The Tuskegee airmen became famous for flying P-51 Mustang fighters with the tail painted a distinctive red. The squadron distinguished itself while flying bomber escorts during the war.

Fruit and vegetable farmers across the southeastern United States will meet in Clanton starting today. One item for discussion is expanding banana production in Alabama and fighting diseases that hit citrus trees.

Event organizer Ann Chambers says the conference is also including going to local farms to provide growers with hands on learning experience.

“This year, we are actually introducing tours, and we are hoping these tours people are going to go to these farms and learn new advancements and technologies on farms. That’s our main focus this year, centralizing the realm of these tours so that they get a good grasp of how other farmers are doing things, and maybe they’ll learn something to do on their farms.”

There will also be networking sessions where growers will discuss the art of growing tomatoes, okra, watermelons, and a variety of other fruits and vegetables.

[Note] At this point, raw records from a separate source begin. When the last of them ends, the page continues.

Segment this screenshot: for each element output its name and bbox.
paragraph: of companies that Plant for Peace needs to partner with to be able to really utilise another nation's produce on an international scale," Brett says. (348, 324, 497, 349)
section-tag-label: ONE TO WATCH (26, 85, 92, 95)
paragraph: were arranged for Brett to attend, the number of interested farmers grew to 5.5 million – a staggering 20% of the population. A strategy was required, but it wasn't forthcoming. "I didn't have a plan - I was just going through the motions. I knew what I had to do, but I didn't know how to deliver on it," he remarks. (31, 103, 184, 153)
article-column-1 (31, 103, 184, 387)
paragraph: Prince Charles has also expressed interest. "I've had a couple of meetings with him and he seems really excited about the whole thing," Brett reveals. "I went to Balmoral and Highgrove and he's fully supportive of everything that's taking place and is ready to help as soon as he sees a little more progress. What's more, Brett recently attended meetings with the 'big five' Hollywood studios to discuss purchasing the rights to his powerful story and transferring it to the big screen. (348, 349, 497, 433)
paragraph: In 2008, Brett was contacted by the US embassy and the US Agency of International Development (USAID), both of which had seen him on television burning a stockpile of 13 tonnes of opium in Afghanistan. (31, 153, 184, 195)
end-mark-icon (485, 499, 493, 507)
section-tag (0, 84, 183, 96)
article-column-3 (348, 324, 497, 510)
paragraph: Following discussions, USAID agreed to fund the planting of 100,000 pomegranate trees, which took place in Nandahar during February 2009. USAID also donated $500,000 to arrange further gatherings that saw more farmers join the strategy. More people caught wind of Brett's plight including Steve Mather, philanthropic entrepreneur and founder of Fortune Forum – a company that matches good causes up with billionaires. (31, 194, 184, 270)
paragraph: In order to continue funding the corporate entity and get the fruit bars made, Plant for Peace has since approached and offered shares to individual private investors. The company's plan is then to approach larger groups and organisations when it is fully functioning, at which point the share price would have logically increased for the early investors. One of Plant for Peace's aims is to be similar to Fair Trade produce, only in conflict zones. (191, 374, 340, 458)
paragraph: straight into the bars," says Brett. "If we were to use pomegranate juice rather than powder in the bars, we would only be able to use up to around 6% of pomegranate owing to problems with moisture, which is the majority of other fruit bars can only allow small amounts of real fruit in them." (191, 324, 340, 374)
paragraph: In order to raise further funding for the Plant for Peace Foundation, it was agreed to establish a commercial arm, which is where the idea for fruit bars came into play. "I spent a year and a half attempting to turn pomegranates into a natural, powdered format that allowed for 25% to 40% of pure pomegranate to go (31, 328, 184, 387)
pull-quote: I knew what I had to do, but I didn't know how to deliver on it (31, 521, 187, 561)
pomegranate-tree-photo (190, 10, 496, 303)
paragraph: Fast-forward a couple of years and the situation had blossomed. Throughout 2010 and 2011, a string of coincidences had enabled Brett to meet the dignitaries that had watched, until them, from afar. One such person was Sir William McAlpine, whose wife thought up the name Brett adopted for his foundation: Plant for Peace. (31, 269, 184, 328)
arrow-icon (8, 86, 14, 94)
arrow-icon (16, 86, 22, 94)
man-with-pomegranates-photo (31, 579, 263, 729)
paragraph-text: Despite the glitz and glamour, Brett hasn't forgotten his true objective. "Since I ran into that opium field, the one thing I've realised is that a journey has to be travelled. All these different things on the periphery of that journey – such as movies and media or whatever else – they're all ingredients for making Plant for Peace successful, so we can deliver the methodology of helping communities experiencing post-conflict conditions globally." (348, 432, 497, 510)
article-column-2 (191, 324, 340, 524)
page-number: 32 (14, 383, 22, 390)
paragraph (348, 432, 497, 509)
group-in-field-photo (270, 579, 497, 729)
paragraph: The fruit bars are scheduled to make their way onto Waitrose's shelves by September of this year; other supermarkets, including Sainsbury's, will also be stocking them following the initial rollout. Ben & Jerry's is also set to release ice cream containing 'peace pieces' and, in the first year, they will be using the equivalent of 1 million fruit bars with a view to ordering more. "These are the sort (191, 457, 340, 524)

A judge has dismissed former Alabama congressman Artur Davis lawsuit against the Democratic Party. Davis was seeking to run as a Democrat in a county election after returning to the party from the GOP.

Montgomery County Circuit Court Judge Truman Hobbs dismissed the case yesterday. Davis is seeking to run for Montgomery County Commissioner.

The party's "Radney Rule"— named after a former state senator— prohibits someone from running as a Democrat if they supported another party in the last four years. The party's executive board last month refused to waive the rule for Davis.

Davis argues he is being singled out and the party has welcomed back all other party-switchers, including former congressman Parker Griffith, who was the Democratic candidate for governor last year.